Crooked windshield replacement shops have discovered a way to manipulate repair prices to stick auto insurers with millions in overcharges, investigators were told by a fraud expert.

The alert came from attorney Dennis Kass, with the Los Angeles office of Manning & Marder in a session Friday at the annual seminar of the International Association of Special Investigation Units.

Mr. Kass said, among the thousands of glass claims coming in, the outlaw shops were improperly adding $150 a claim and "carriers are bleeding."

He explained that under the National Auto Glass Specifications, retail rates are set for damaged vehicle window replacements and these are discounted according to geographic area.

Shops in more competitive urban areas are paid less, and those in remote rural areas "out in the tulles get the least discount," he said.

Mr. Kass said this has led shops in city locations to set up dummy operations with addresses in underpopulated areas. When they do a repair, they submit the bill to the carriers' third-party administrators using the rural address they have created and are paid accordingly.

The attorney said the bandit shops are averaging a 40 to 60 percent fraud on each claim.

He described how a San Francisco glass operation had claimed it had an operation in remote Mariposa, which turned out to be the site of some abandoned wooden warehouses.

Another fake location involved nothing more than a sign that was hung on a rural garage wall for which the glass shop paid $150 a month.

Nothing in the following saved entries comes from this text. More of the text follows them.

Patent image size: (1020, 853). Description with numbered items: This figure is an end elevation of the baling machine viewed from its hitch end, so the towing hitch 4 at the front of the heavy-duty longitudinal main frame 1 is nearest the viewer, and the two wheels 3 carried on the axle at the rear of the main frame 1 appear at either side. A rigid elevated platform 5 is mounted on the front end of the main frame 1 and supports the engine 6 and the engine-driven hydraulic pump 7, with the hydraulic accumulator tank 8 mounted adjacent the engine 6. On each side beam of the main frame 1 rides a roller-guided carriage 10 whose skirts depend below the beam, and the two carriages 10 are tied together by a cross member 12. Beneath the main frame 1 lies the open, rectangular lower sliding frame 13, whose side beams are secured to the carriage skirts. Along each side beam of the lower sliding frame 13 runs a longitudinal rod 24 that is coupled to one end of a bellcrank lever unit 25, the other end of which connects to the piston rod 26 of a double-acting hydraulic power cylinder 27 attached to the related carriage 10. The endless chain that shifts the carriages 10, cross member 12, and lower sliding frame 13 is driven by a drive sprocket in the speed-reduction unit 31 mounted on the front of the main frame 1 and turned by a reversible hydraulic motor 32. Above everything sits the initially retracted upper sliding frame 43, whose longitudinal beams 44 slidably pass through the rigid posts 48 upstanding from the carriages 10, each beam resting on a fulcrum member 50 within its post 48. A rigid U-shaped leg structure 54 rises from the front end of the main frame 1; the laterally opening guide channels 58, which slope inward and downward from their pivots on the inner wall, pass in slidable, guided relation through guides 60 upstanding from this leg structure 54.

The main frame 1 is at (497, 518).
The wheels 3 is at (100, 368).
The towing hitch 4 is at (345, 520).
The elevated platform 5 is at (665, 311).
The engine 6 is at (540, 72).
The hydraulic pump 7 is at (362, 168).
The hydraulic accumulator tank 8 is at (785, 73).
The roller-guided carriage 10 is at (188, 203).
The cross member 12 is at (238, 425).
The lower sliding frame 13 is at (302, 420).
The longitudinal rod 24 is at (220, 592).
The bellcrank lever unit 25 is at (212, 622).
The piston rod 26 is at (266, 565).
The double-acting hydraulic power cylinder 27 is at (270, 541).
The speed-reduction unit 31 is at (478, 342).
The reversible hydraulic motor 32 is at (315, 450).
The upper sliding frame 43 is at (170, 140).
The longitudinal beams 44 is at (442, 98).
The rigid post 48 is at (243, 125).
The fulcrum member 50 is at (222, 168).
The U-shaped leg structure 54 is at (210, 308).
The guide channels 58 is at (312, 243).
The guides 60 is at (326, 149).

In a case brought by Farmers against Legacy Glass, he said that company was charged with making 1,000 false claims for an overpayment of $130,000. Mr. Kass said after the insurer took legal action it recovered $13 million in statutory damages.

He said he is currently working on a glass overcharge case involving over 18,000 false claims with excess charges of $150 to 160 per claim.

Mr. Kass recommended that insurers fight such activity by suing the shops and using Racketeering Influenced Corrupt Organization (RICO) statutes, which typically carry heavy financial penalties.

He also advised that insurers and their TPAs should require more evidence of a shop's location such as a property tax record, or consider having one price level.

Mr. Kass expressed some amazement at what he has found investigating auto glass repairs. In his experience combating insurance schemes, he remarked, "of all the strange areas this takes the cake."